After reading about super-recognizers I found myself wondering if there might be some connection between facial recognition talent and pareidolia, the perception of spurious face-like patterns. When the beatific face of Jesus appears on a tortilla or a moth down in Texas, that’s pareidolia. Could super-recognizers, with their seemingly heightened visual receptivity to facial features, be especially prone to this kind of thing? Pushing the idea a little further, and keeping in mind the link between super-recognition and extroversion, might super-recognizers even be especially prone to religious thinking, which entails an essentially social perception of what sensible people regard as a blind, uncaring universe? (For what it’s worth, there may be a feeble but statistically detectable correlation between extroversion and religiosity – PDF here.)

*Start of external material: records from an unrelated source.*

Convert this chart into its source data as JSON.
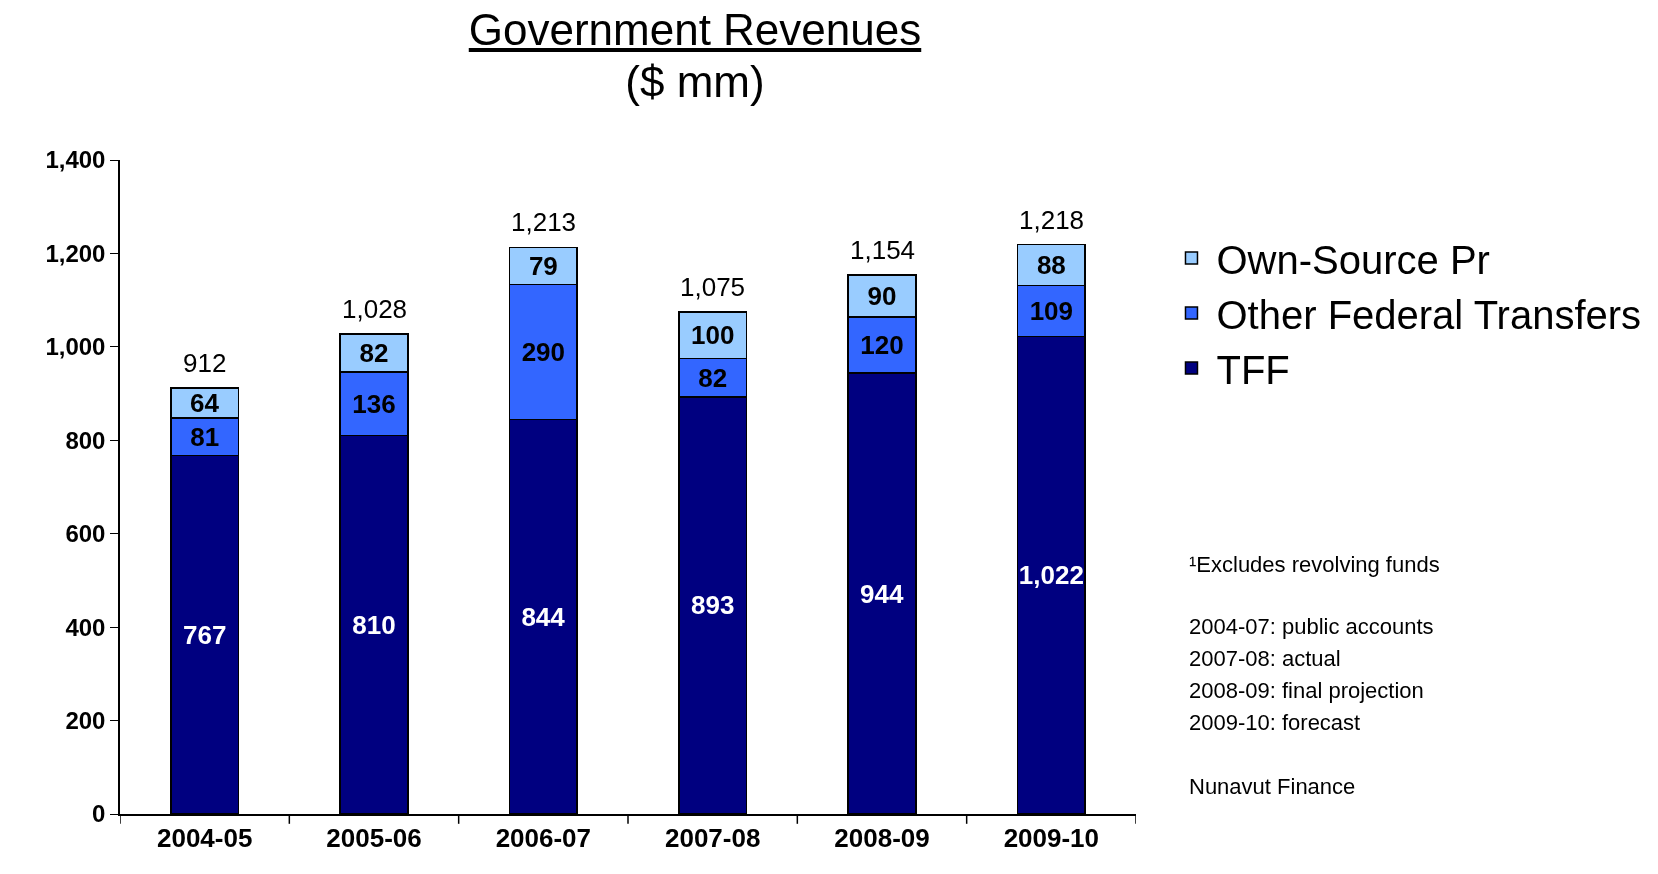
{
  "chart_data": {
    "type": "bar",
    "title": "Government Revenues",
    "subtitle": "($ mm)",
    "categories": [
      "2004-05",
      "2005-06",
      "2006-07",
      "2007-08",
      "2008-09",
      "2009-10"
    ],
    "series": [
      {
        "name": "TFF",
        "color": "#000080",
        "values": [
          767,
          810,
          844,
          893,
          944,
          1022
        ],
        "value_labels": [
          "767",
          "810",
          "844",
          "893",
          "944",
          "1,022"
        ]
      },
      {
        "name": "Other Federal Transfers",
        "color": "#3366ff",
        "values": [
          81,
          136,
          290,
          82,
          120,
          109
        ]
      },
      {
        "name": "Own-Source Pr",
        "color": "#99ccff",
        "values": [
          64,
          82,
          79,
          100,
          90,
          88
        ]
      }
    ],
    "stacked": true,
    "data_labels": true,
    "totals": [
      "912",
      "1,028",
      "1,213",
      "1,075",
      "1,154",
      "1,218"
    ],
    "ylim": [
      0,
      1400
    ],
    "yticks": [
      0,
      200,
      400,
      600,
      800,
      {
        "value": 1000,
        "label": "1,000"
      },
      {
        "value": 1200,
        "label": "1,200"
      },
      {
        "value": 1400,
        "label": "1,400"
      }
    ],
    "grid": false,
    "legend": "right",
    "annotations": [
      "¹Excludes revolving funds",
      "2004-07: public accounts",
      "2007-08: actual",
      "2008-09: final projection",
      "2009-10: forecast",
      "Nunavut Finance"
    ]
  }
}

If there’s an overarching relationship among super-recognition, extroversion, pareidolia and religious belief, it will probably turn out to be a weak and ambiguous one, but that’s par for the course in psychology and the other social sciences. However, I can offer myself as a pretty good example of someone who lacks that cluster of traits. I doubt that I make the grade for prosopagnosia, but my memory for faces is fairly poor, and I’m certainly no extrovert. I’m not immune to non-religious forms of pareidolia, having once distinctly seen the face of Edgar Allan Poe in the fuzzy grey background of a slide at a scientific conference, but I don’t think I’m very susceptible to the phenomenon. I often have difficulty, as a matter of fact, spotting hidden faces in images that have them deliberately worked in. And I swear to God I’m not religious. What more do we need?

One thought on “The Veritable Superpower Of Super-Recognition

  1. billybob

    Interesting, it seems possible that a religious super-recognizer would see some patterns as Jesus or Mary. A case of super-confirmation bias.